If you ever get the opportunity to watch young athletes with a professional scout, take it. You learn very quickly that scouts evaluate talent a lot differently than we do. For example, the star of the team, the small but balletically coordinated kid racing up and down and making everyone else look bad? The scout is probably not interested in him or her—that kid has peaked. The awkward kid who is long-limbed and can’t score and looks ready to fall asleep on the bench but had that one moment where he or she jumped four feet in the air? Yes. The scout would like a word.

When I am around elite professional athletes, I am always amused by how we’ve all agreed to forget what surreal miracles they are. Even the mediocre ones we complain about on sports radio—they’re flukes from a long, illogical, near-impossible road we all once started on. Yes, these athletes work incredibly hard, and yes, they are dedicated, but making it to the pros is also a destruction of long odds. During a postgame interview, you just want to say to somebody playing pro basketball, Do you realize you’re playing pro basketball? Isn’t that nuts? The good players realize it’s crazy. Roger Federer is like this.

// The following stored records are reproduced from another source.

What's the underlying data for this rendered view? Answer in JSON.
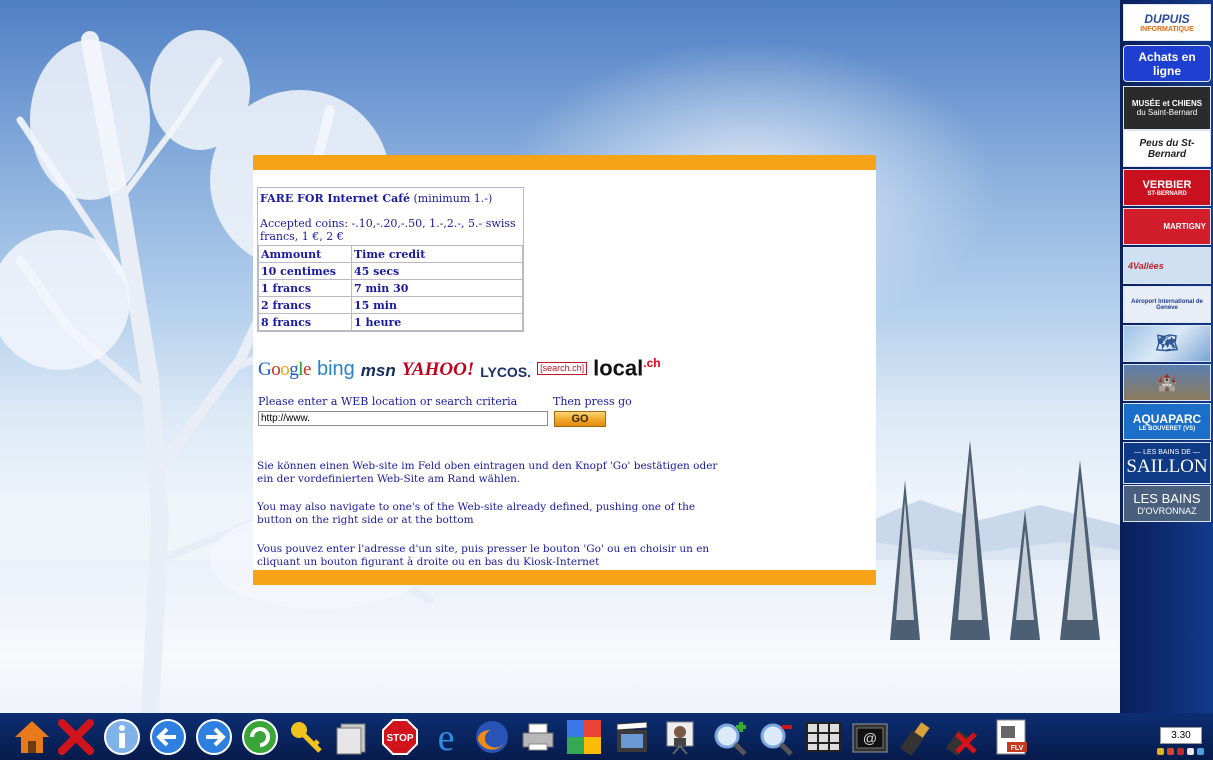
{
  "fare": {
    "title_bold": "FARE FOR  Internet Café",
    "title_rest": " (minimum 1.-)",
    "coins": "Accepted coins:  -.10,-.20,-.50,   1.-,2.-, 5.- swiss francs, 1 €, 2 €",
    "headers": [
      "Ammount",
      "Time credit"
    ],
    "rows": [
      [
        "10 centimes",
        "45 secs"
      ],
      [
        "1 francs",
        "7 min 30"
      ],
      [
        "2 francs",
        "15 min"
      ],
      [
        "8 francs",
        "1 heure"
      ]
    ]
  },
  "engines": {
    "google": "Google",
    "bing": "bing",
    "msn": "msn",
    "yahoo": "YAHOO!",
    "lycos": "LYCOS.",
    "searchch": "[search.ch]",
    "local": "local",
    "local_suffix": ".ch"
  },
  "search": {
    "prompt": "Please enter a WEB location or search criteria",
    "then": "Then press go",
    "url_value": "http://www.",
    "go_label": "GO"
  },
  "messages": {
    "de": "Sie können einen Web-site im Feld oben eintragen und den Knopf 'Go' bestätigen oder ein der vordefinierten Web-Site am Rand wählen.",
    "en": "You may also navigate to one's of the Web-site already defined, pushing one of the button on the right side or at the bottom",
    "fr": " Vous pouvez enter l'adresse d'un site, puis presser le bouton 'Go' ou en choisir un en cliquant un bouton figurant à droite ou en bas du Kiosk-Internet"
  },
  "sidebar": [
    {
      "name": "dupuis-informatique",
      "label": "DUPUIS",
      "sub": "INFORMATIQUE"
    },
    {
      "name": "achats-en-ligne",
      "label": "Achats en ligne",
      "sub": ""
    },
    {
      "name": "musee-chiens",
      "label": "MUSÉE et CHIENS",
      "sub": "du Saint-Bernard"
    },
    {
      "name": "peus-st-bernard",
      "label": "Peus du St-Bernard",
      "sub": ""
    },
    {
      "name": "verbier",
      "label": "VERBIER",
      "sub": "ST-BERNARD"
    },
    {
      "name": "martigny",
      "label": "MARTIGNY",
      "sub": ""
    },
    {
      "name": "4-vallees",
      "label": "4Vallées",
      "sub": ""
    },
    {
      "name": "aeroport-geneve",
      "label": "Aéroport International de Genève",
      "sub": ""
    },
    {
      "name": "map-site",
      "label": "",
      "sub": ""
    },
    {
      "name": "chateau-chillon",
      "label": "",
      "sub": ""
    },
    {
      "name": "aquaparc",
      "label": "AQUAPARC",
      "sub": "LE BOUVERET (VS)"
    },
    {
      "name": "bains-saillon",
      "label": "SAILLON",
      "sub": "— LES BAINS DE —"
    },
    {
      "name": "bains-ovronnaz",
      "label": "LES BAINS",
      "sub": "D'OVRONNAZ"
    }
  ],
  "taskbar": {
    "icons": [
      "home-icon",
      "close-icon",
      "info-icon",
      "back-icon",
      "forward-icon",
      "refresh-icon",
      "key-icon",
      "documents-icon",
      "stop-icon",
      "ie-icon",
      "firefox-icon",
      "printer-icon",
      "google-icon",
      "video-icon",
      "webcam-icon",
      "zoom-in-icon",
      "zoom-out-icon",
      "keyboard-icon",
      "email-icon",
      "usb-icon",
      "usb-remove-icon",
      "flv-icon"
    ],
    "stop_label": "STOP",
    "email_label": "@",
    "flv_label": "FLV",
    "clock": "3.30"
  },
  "colors": {
    "accent_orange": "#f6a316",
    "text_blue": "#1a1aa0"
  }
}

On occasion I’ve seen Federer at a press conference after a loss, and a question will come that suggests he should be morose, as if a train has just hit his dog, and Federer will grow a little snippy and fix the interrogator with a glare that says, Do you realize what amazing good luck it is to be me? And it is. (I like to imagine Federer saying everything while wearing a gold cape and petting an albino tiger.)

I am bracing for my own chapter as a sports parent. I hope I am restrained. I hope I maintain proper perspective. My dad’s strategy for maintaining proper perspective was not going—I seldom saw him at a game, and if I did, he usually had his face buried in a book. I don’t think that was bad or aloof parenting. I think my dad, a coach himself, was giving kid sports what he believed was absolutely the proper amount of attention, which, to him, was little attention at all. (My dad did, however, march onto a field during an active Little League game and yank me from the pitcher’s mound—and he was not the coach of this team—after one particularly gruesome report card arrived in the mail.) I tell myself I will care the proper amount. I will never yell. I will never push. I will never walk my kids home after a game and relive a bad play or a missed opportunity. I will not live vicariously through their sports misadventures; I will not pick fights over playing time or peruse intense one-week off-season sports camps on the Internet. We will keep things amateur and loose. I will remind myself that there’s almost a zero chance that my child or any child around will reach the professional stage, not to be a jerk but to dial down the obsession. I vacillate between telling myself that I will never coach and wanting to be the coach of a team that does things the right way, that doesn’t care about wins and losses and prohibits obsessiveness and crazy parenting and sets an example for the rest of the league. I would take a team like that to the Little League World Series. We could just hang out in the parking lot and let the air out of the tires of the ESPN trucks. Maybe it’s those Zen Cubs, happily anchored at the bottom of the standings, playing with no expectations, daydreaming at the plate, missing the cutoff, turtle in the outfield, playing a game like, you know, a game.